ETTORE FERRARI / POOL / AFP
Bek Inggris, Harry Maguire, meluapkan emosi setelah timnya mengalahkan Ukraina pada laga perempat final Piala Eropa 2020 di Stadion Olimpico, Roma, Italia, 3 Juli 2021.
Publik sepak bola bisa jadi bakal melihat Maguire berbeda, pemain yang penuh kemarahan dan tekad untuk membuktikan diri, di kedua laga penting itu. Kebetulan, Inggris juga dalam kondisi tak bagus. Mereka tak pernah menang dalam empat laga terakhir, termasuk digilas Hongaria, 0-4, dalam laga Liga Nasional Eropa, Juni lalu.

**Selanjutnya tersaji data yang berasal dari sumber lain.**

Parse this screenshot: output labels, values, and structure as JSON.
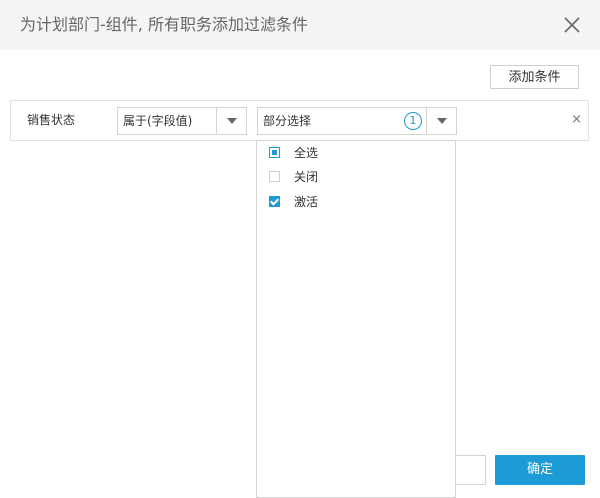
{
  "dialog": {
    "title": "为计划部门-组件, 所有职务添加过滤条件",
    "close_icon": "close-icon"
  },
  "toolbar": {
    "add_condition_label": "添加条件"
  },
  "condition": {
    "field_label": "销售状态",
    "operator": {
      "selected": "属于(字段值)",
      "arrow_icon": "triangle-down-icon"
    },
    "value": {
      "selected": "部分选择",
      "selected_count": "1",
      "arrow_icon": "triangle-down-icon"
    },
    "remove_symbol": "×"
  },
  "dropdown": {
    "options": [
      {
        "label": "全选",
        "state": "partial"
      },
      {
        "label": "关闭",
        "state": "unchecked"
      },
      {
        "label": "激活",
        "state": "checked"
      }
    ]
  },
  "footer": {
    "ok_label": "确定"
  },
  "colors": {
    "accent": "#1c9bd6",
    "header_bg": "#f4f4f4",
    "border": "#d4d4d4"
  }
}
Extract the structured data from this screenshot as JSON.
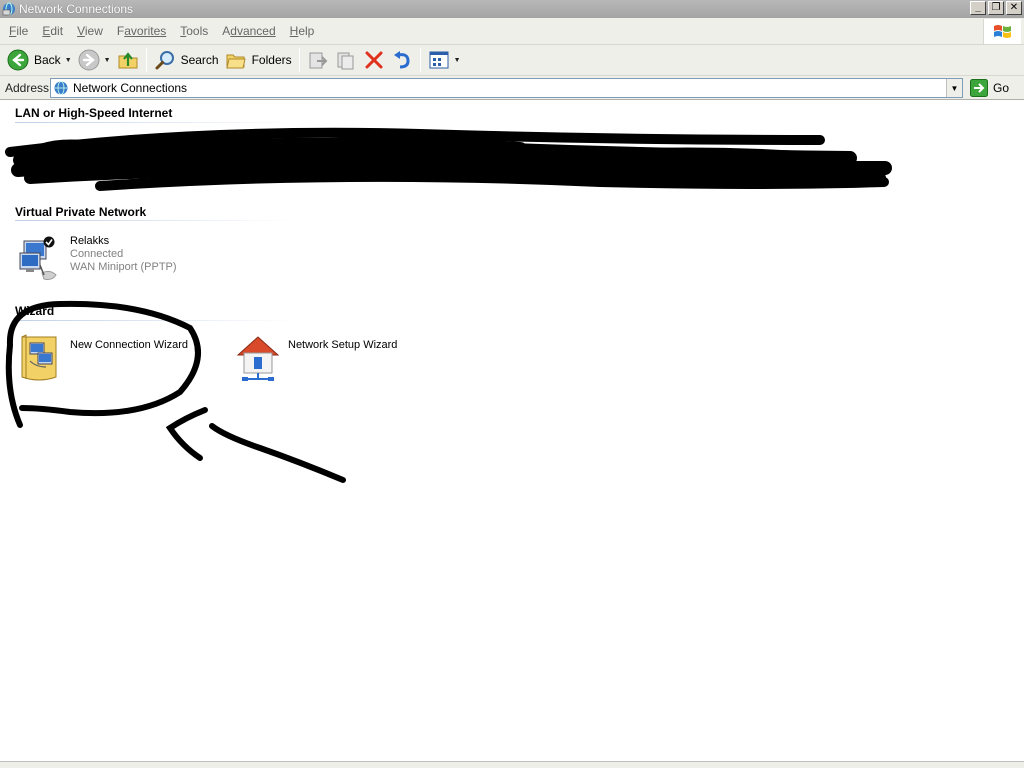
{
  "window": {
    "title": "Network Connections",
    "buttons": {
      "minimize": "_",
      "restore": "❐",
      "close": "✕"
    }
  },
  "menu": {
    "items": [
      {
        "mnemonic": "F",
        "rest": "ile"
      },
      {
        "mnemonic": "E",
        "rest": "dit"
      },
      {
        "mnemonic": "V",
        "rest": "iew"
      },
      {
        "mnemonic": "",
        "rest": "Favorites",
        "pre": "F",
        "post": "avorites"
      },
      {
        "mnemonic": "T",
        "rest": "ools"
      },
      {
        "mnemonic": "",
        "pre": "A",
        "post": "dvanced"
      },
      {
        "mnemonic": "H",
        "rest": "elp"
      }
    ]
  },
  "toolbar": {
    "back_label": "Back",
    "search_label": "Search",
    "folders_label": "Folders"
  },
  "address": {
    "label": "Address",
    "value": "Network Connections",
    "go_label": "Go"
  },
  "groups": {
    "lan": {
      "title": "LAN or High-Speed Internet"
    },
    "vpn": {
      "title": "Virtual Private Network"
    },
    "wizard": {
      "title": "Wizard"
    }
  },
  "vpn_item": {
    "name": "Relakks",
    "status": "Connected",
    "device": "WAN Miniport (PPTP)"
  },
  "wizards": {
    "new_connection": "New Connection Wizard",
    "network_setup": "Network Setup Wizard"
  },
  "colors": {
    "title_bar": "#a9a9a9",
    "chrome": "#efefe9",
    "header_line": "#c0d0e8",
    "ink": "#000000"
  }
}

Motivasi Maguire pun kini berlipat ganda.
Namun, tekad penebusan itu tidak akan mudah. Seperti disampaikan Mark Hateley, mantan pemain Inggris, seorang pemain tidak bisa mendadak tampil hebat jika telanjur lama menepi. ”Anda tak akan tahu efek apa yang akan ditimbulkan Maguire di tim. Southgate butuh pemain yang punya percaya diri, bukan sepertinya,” gugat Hateley, yang mengkritisi pemanggilan Maguire ke timnas Inggris, dalam wawancara di Utd Transfer Room.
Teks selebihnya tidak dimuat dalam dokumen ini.